Reinforcement Learning Influence
Many modern AI agent frameworks are heavily influenced by traditional reinforcement learning (RL) concepts [29:35:00].
Markov Decision Processes (MDPs)
Agent tasks are often formalized as Partially Observable Markov Decision Processes (POMDPs), which involve a state space (S), observation space (O), action space (A), transition function (T), and reward function (R) [29:45:00].
- State: The current configuration of the environment (e.g., the layout of a chess board) [30:38:00].
- Action: An agent’s choice that transitions the environment from one state to another [30:48:00].
- Partially Observable: Means the agent doesn’t have a perfect knowledge of the true state, only an observation [32:05:00].
Natural Language as State and Action Space
A key shift in modern agents is the use of natural language for state, observation, and action spaces, rather than discrete numerical vectors [37:51:00]. This allows for a “fuzzier” and potentially more natural representation, making RL concepts more adaptable to complex, real-world tasks [38:48:00].
Reward Functions and Actor-Critic Frameworks
Concepts like reward functions (which evaluate whether an action or sequence of actions was good or bad) and actor-critic frameworks (where an “actor” chooses actions and a “critic” evaluates their usefulness) are prevalent [47:51:00]. For example, some models use a “demonstration ranker” to predict the success of an action sequence, which functions similarly to an RL reward model [47:25:00]. OpenAI’s Q* concept is hypothesized to be a Q-function that uses a language model to evaluate state-action pairs in natural language [49:23:00].
Task-Specific Agent Loops
Currently, most successful agent loops are task-specific. Examples include:
- Web Agents (e.g., Wilbur): Designed for navigating and interacting with websites [11:15:00]. They use retrieval augmented generation to select relevant past demonstrations (both successful and unsuccessful) to inform current actions [01:06:58].
- Research Agents: Focused on generating and refining research ideas from scientific literature [01:09:27]. They utilize an “entity-centric knowledge store” for memory [01:10:16].
The common underlying principle in these task-specific agent loops is intelligent prompt engineering and retrieval augmented generation.

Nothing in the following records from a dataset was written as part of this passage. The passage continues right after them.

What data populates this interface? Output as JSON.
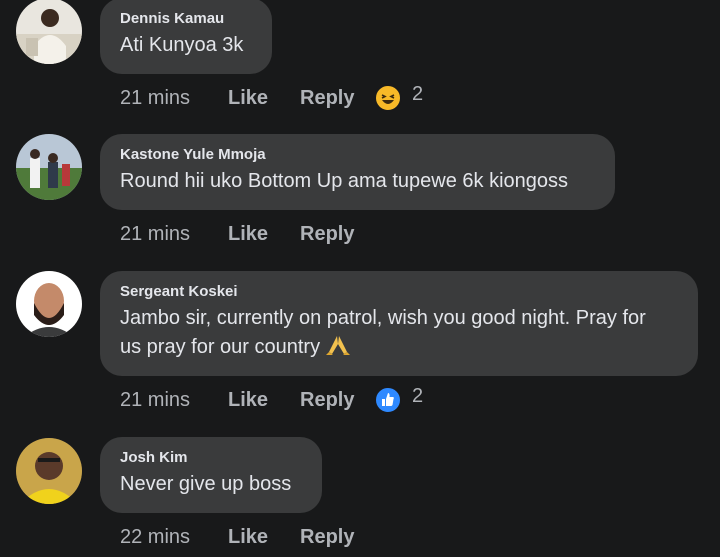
{
  "comments": [
    {
      "author": "Dennis Kamau",
      "text": "Ati Kunyoa 3k",
      "time": "21 mins",
      "like_label": "Like",
      "reply_label": "Reply",
      "reaction_icon": "haha-emoji-icon",
      "reaction_count": "2"
    },
    {
      "author": "Kastone Yule Mmoja",
      "text": "Round hii uko Bottom Up ama tupewe 6k kiongoss",
      "time": "21 mins",
      "like_label": "Like",
      "reply_label": "Reply"
    },
    {
      "author": "Sergeant Koskei",
      "text_line1": "Jambo sir, currently on patrol, wish you good night. Pray for",
      "text_line2": "us pray for our country",
      "text_emoji": "folded-hands-icon",
      "time": "21 mins",
      "like_label": "Like",
      "reply_label": "Reply",
      "reaction_icon": "thumbs-up-icon",
      "reaction_count": "2"
    },
    {
      "author": "Josh Kim",
      "text": "Never give up boss",
      "time": "22 mins",
      "like_label": "Like",
      "reply_label": "Reply"
    }
  ],
  "colors": {
    "background": "#18191a",
    "bubble": "#3a3b3c",
    "text": "#e4e6eb",
    "muted": "#b0b3b8",
    "like_blue": "#2e89ff",
    "haha_yellow": "#f7b928"
  }
}
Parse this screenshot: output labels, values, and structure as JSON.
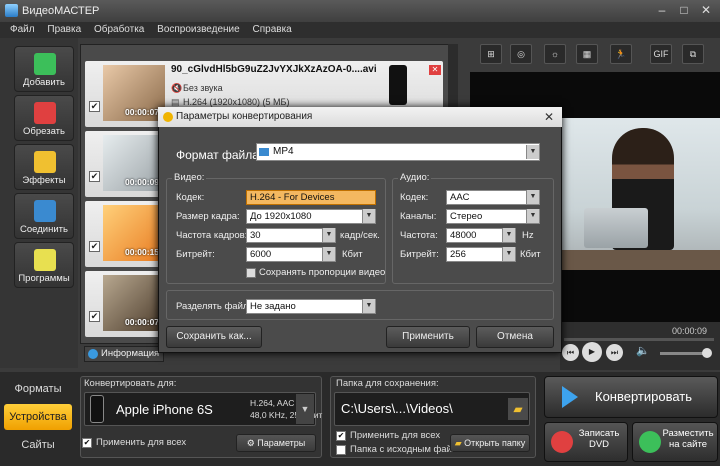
{
  "window": {
    "title": "ВидеоМАСТЕР",
    "min": "–",
    "max": "□",
    "close": "✕"
  },
  "menu": [
    "Файл",
    "Правка",
    "Обработка",
    "Воспроизведение",
    "Справка"
  ],
  "sidebar": [
    {
      "label": "Добавить",
      "icon": "add-file-icon",
      "color": "#3cbf5a"
    },
    {
      "label": "Обрезать",
      "icon": "scissors-icon",
      "color": "#e04040"
    },
    {
      "label": "Эффекты",
      "icon": "effects-icon",
      "color": "#f0c030"
    },
    {
      "label": "Соединить",
      "icon": "join-icon",
      "color": "#3a8ad0"
    },
    {
      "label": "Программы",
      "icon": "programs-icon",
      "color": "#e8e050"
    }
  ],
  "files": [
    {
      "name": "90_cGlvdHl5bG9uZ2JvYXJkXzAzOA-0....avi",
      "audio": "Без звука",
      "video": "H.264 (1920x1080) (5 МБ)",
      "duration": "00:00:07",
      "checked": "✔"
    },
    {
      "duration": "00:00:09",
      "checked": "✔"
    },
    {
      "duration": "00:00:15",
      "checked": "✔"
    },
    {
      "duration": "00:00:07",
      "checked": "✔"
    }
  ],
  "info_tab": "Информация",
  "toolbar": [
    "⊞",
    "◎",
    "☼",
    "▦",
    "🏃",
    "GIF",
    "⧉"
  ],
  "player": {
    "time": "00:00:09",
    "prev": "⏮",
    "play": "▶",
    "next": "⏭",
    "volume_icon": "🔈",
    "volume": 0.85
  },
  "dialog": {
    "title": "Параметры конвертирования",
    "close": "✕",
    "format_label": "Формат файла:",
    "format_value": "MP4",
    "video_group": "Видео:",
    "audio_group": "Аудио:",
    "video": {
      "codec_label": "Кодек:",
      "codec": "H.264 - For Devices",
      "size_label": "Размер кадра:",
      "size": "До 1920x1080",
      "fps_label": "Частота кадров:",
      "fps": "30",
      "fps_unit": "кадр/сек.",
      "bitrate_label": "Битрейт:",
      "bitrate": "6000",
      "bitrate_unit": "Кбит",
      "keep_ratio": "Сохранять пропорции видео"
    },
    "audio": {
      "codec_label": "Кодек:",
      "codec": "AAC",
      "channels_label": "Каналы:",
      "channels": "Стерео",
      "rate_label": "Частота:",
      "rate": "48000",
      "rate_unit": "Hz",
      "bitrate_label": "Битрейт:",
      "bitrate": "256",
      "bitrate_unit": "Кбит"
    },
    "split_label": "Разделять файл:",
    "split_value": "Не задано",
    "save_as": "Сохранить как...",
    "apply": "Применить",
    "cancel": "Отмена"
  },
  "bottom": {
    "tabs": [
      "Форматы",
      "Устройства",
      "Сайты"
    ],
    "convert_for_label": "Конвертировать для:",
    "device": "Apple iPhone 6S",
    "spec1": "H.264, AAC",
    "spec2": "48,0 KHz, 256Кбит",
    "apply_all": "Применить для всех",
    "params": "⚙ Параметры",
    "save_folder_label": "Папка для сохранения:",
    "path": "C:\\Users\\...\\Videos\\",
    "apply_all2": "Применить для всех",
    "source_folder": "Папка с исходным файлом",
    "open_folder": "Открыть папку",
    "convert": "Конвертировать",
    "burn_dvd": "Записать DVD",
    "publish": "Разместить на сайте",
    "check": "✔"
  }
}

This involves strategically filtering and selecting information from a “knowledge bank” to populate the LLM’s context window, thereby influencing its behavior without traditional fine-tuning [01:41:51].
Future Outlook: Context Length and Fine-tuning
The increasing context length of LLMs (e.g., Gemini 1.5 with 1 million tokens [01:14:50]) could significantly change how agents are developed and deployed. It’s hypothesized that if context windows become large enough (e.g., 10 million or a billion tokens), fine-tuning might become obsolete [01:15:01]. Instead, an entire “fine-tuning dataset” could be provided directly within the model’s context [01:15:10].

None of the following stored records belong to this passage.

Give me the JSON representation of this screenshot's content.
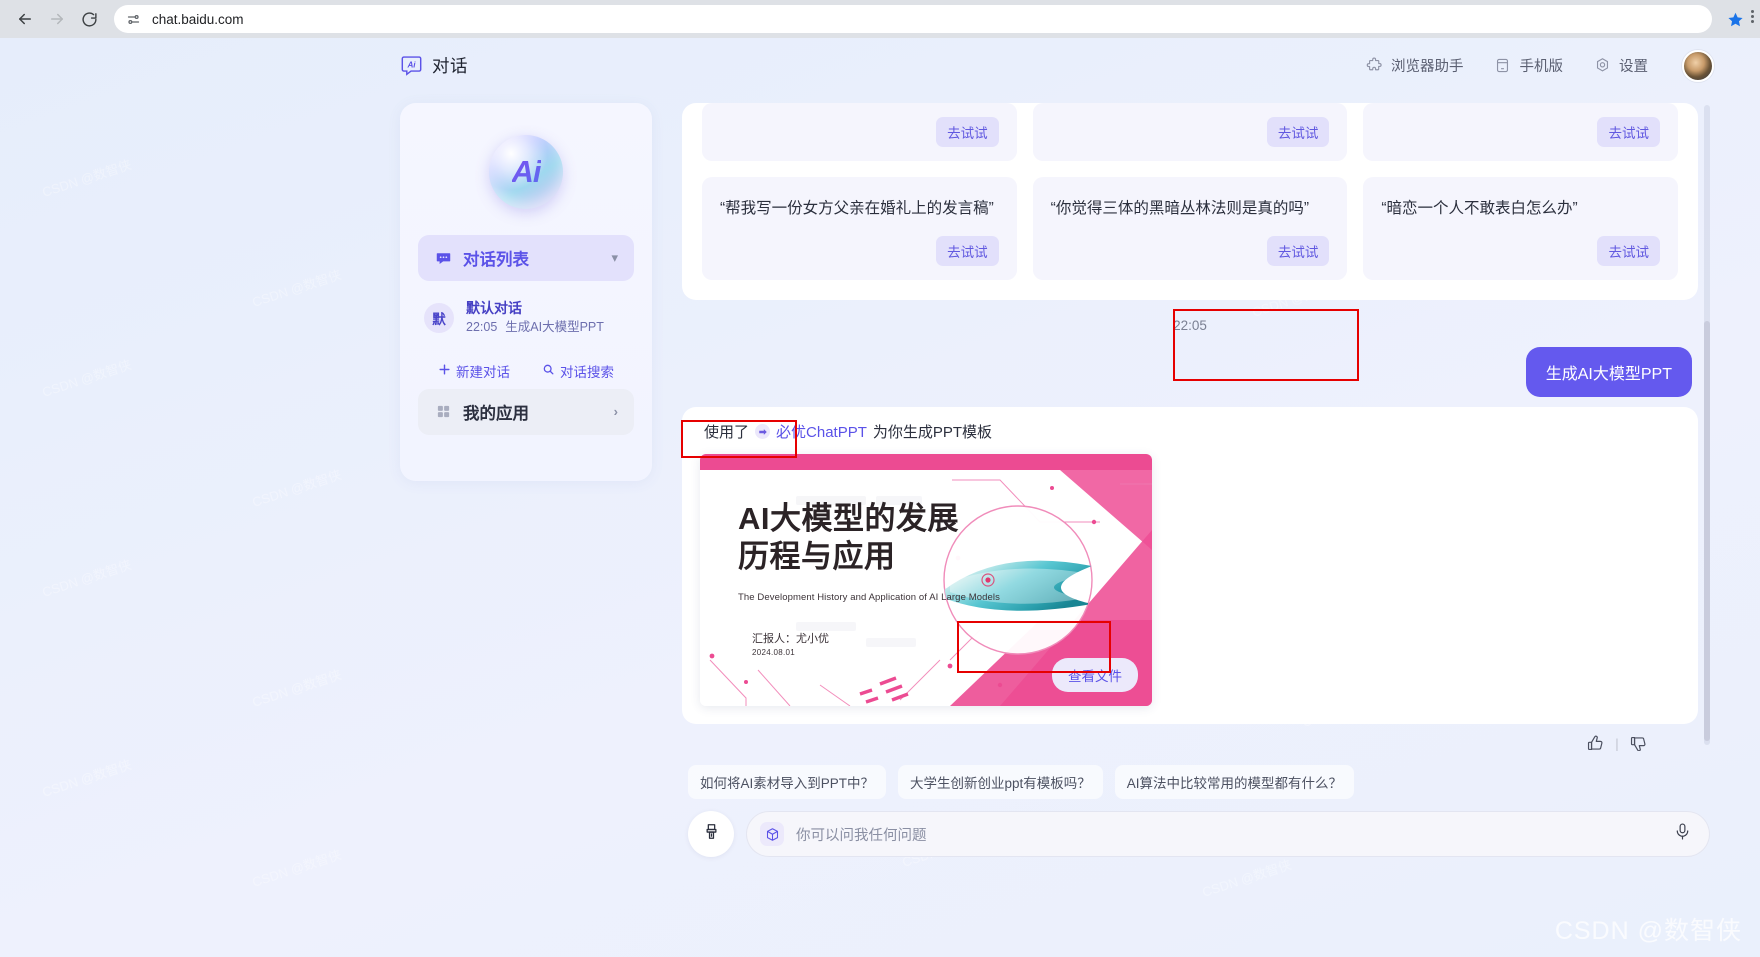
{
  "browser": {
    "back_icon": "back-arrow-icon",
    "forward_icon": "forward-arrow-icon",
    "reload_icon": "reload-icon",
    "site_settings_icon": "site-settings-icon",
    "url": "chat.baidu.com",
    "bookmark_icon": "star-icon",
    "menu_icon": "kebab-menu-icon",
    "toolbar_bg": "#dee1e6"
  },
  "header": {
    "logo_text": "Ai",
    "title": "对话",
    "actions": [
      {
        "icon": "puzzle-icon",
        "label": "浏览器助手"
      },
      {
        "icon": "mobile-icon",
        "label": "手机版"
      },
      {
        "icon": "gear-icon",
        "label": "设置"
      }
    ],
    "avatar": "user-avatar"
  },
  "sidebar": {
    "logo_text": "Ai",
    "nav": [
      {
        "id": "conversation-list",
        "label": "对话列表",
        "icon": "chat-bubble-icon",
        "active": true,
        "chevron": "▾"
      },
      {
        "id": "my-apps",
        "label": "我的应用",
        "icon": "grid-icon",
        "active": false,
        "chevron": "›"
      }
    ],
    "conversations": [
      {
        "avatar": "默",
        "title": "默认对话",
        "time": "22:05",
        "preview": "生成AI大模型PPT"
      }
    ],
    "actions": [
      {
        "id": "new-conversation",
        "icon": "plus-icon",
        "label": "新建对话"
      },
      {
        "id": "search-conversation",
        "icon": "search-icon",
        "label": "对话搜索"
      }
    ]
  },
  "chat": {
    "suggestion_cards_top": [
      {
        "try_label": "去试试"
      },
      {
        "try_label": "去试试"
      },
      {
        "try_label": "去试试"
      }
    ],
    "suggestion_cards": [
      {
        "text": "“帮我写一份女方父亲在婚礼上的发言稿”",
        "try_label": "去试试"
      },
      {
        "text": "“你觉得三体的黑暗丛林法则是真的吗”",
        "try_label": "去试试"
      },
      {
        "text": "“暗恋一个人不敢表白怎么办”",
        "try_label": "去试试"
      }
    ],
    "timestamp": "22:05",
    "user_message": "生成AI大模型PPT",
    "assistant": {
      "used_prefix": "使用了",
      "plugin_name": "必优ChatPPT",
      "used_suffix": "为你生成PPT模板",
      "slide": {
        "title_line1": "AI大模型的发展",
        "title_line2": "历程与应用",
        "subtitle": "The Development History and Application of AI Large Models",
        "presenter": "汇报人：尤小优",
        "date": "2024.08.01",
        "accent_color": "#ec4b92"
      },
      "view_file_label": "查看文件",
      "feedback": [
        {
          "id": "thumbs-up",
          "icon": "thumbs-up-icon"
        },
        {
          "id": "thumbs-down",
          "icon": "thumbs-down-icon"
        }
      ]
    }
  },
  "bottom": {
    "chips": [
      "如何将AI素材导入到PPT中？",
      "大学生创新创业ppt有模板吗？",
      "AI算法中比较常用的模型都有什么？"
    ],
    "brush_icon": "brush-icon",
    "model_badge_icon": "cube-icon",
    "input_placeholder": "你可以问我任何问题",
    "mic_icon": "microphone-icon"
  },
  "watermark": "CSDN @数智侠",
  "colors": {
    "accent_purple": "#5b52e8",
    "bubble_purple": "#6459ee",
    "annotation_red": "#e60000",
    "slide_pink": "#ec4b92"
  }
}
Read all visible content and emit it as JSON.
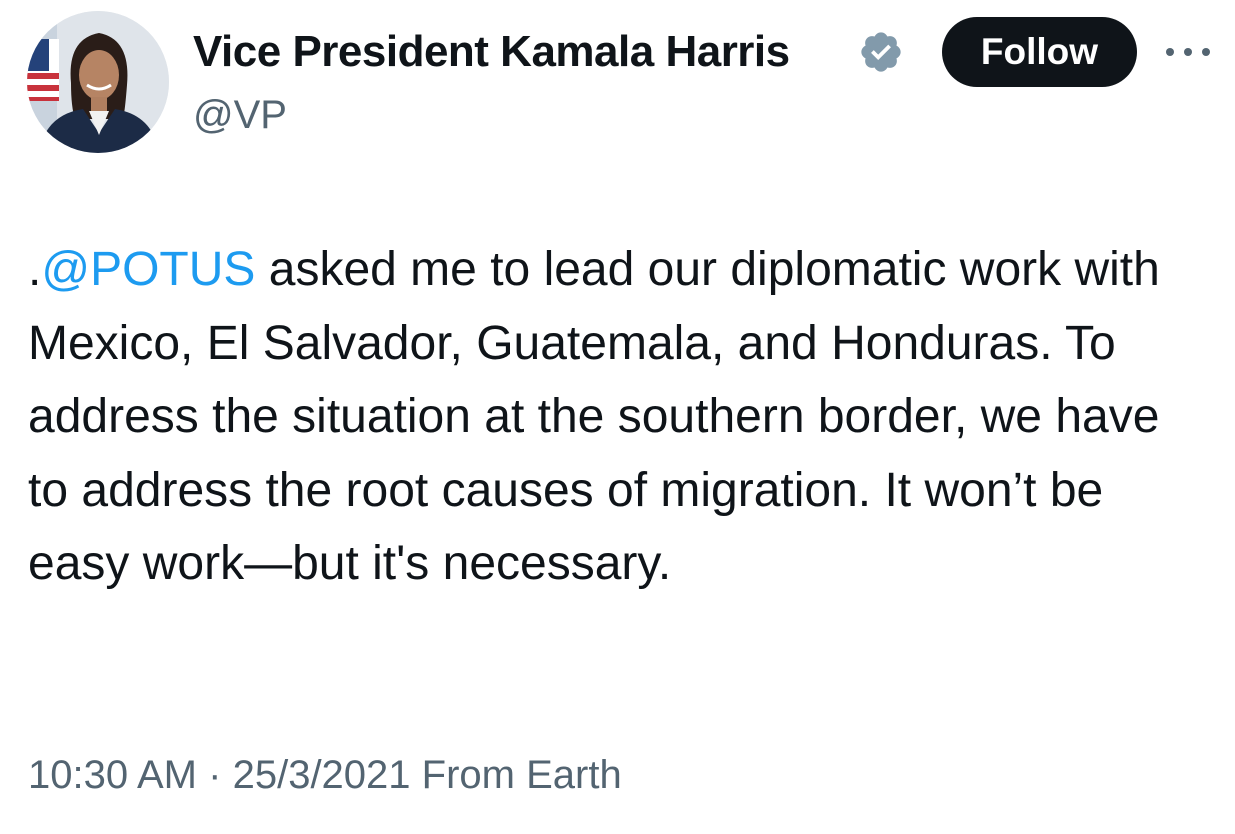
{
  "author": {
    "display_name": "Vice President Kamala Harris",
    "handle": "@VP",
    "verified_icon": "verified-badge-icon",
    "badge_color": "#829aab"
  },
  "actions": {
    "follow_label": "Follow",
    "more_icon": "more-options-icon"
  },
  "tweet": {
    "prefix": ".",
    "mention": "@POTUS",
    "text": " asked me to lead our diplomatic work with Mexico, El Salvador, Guatemala, and Honduras. To address the situation at the southern border, we have to address the root causes of migration. It won’t be easy work—but it's necessary."
  },
  "meta": {
    "time": "10:30 AM",
    "separator": "·",
    "date": "25/3/2021",
    "source": "From Earth"
  },
  "colors": {
    "text": "#0f1419",
    "secondary": "#536471",
    "link": "#1d9bf0",
    "button": "#0f1419"
  }
}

This shift would simplify development by eliminating the need for complex fine-tuning processes and managing numerous specialized models [01:15:30]. Instead, a single, general “foundation agent” (potentially a large Vision Language Model (VLM)) could adapt to various tasks solely through in-context learning [01:59:53]. While this would increase inference costs due to larger prompts, ongoing advancements in hardware and efficiency (e.g., quantization, Mixture of Experts) might mitigate this [01:50:24].
Ultimately, the goal is to move from task-specific agent loops towards a more generic, “foundation agent” that can generalize across a wide range of tasks, mirroring the generality seen in current LLMs themselves [01:13:09].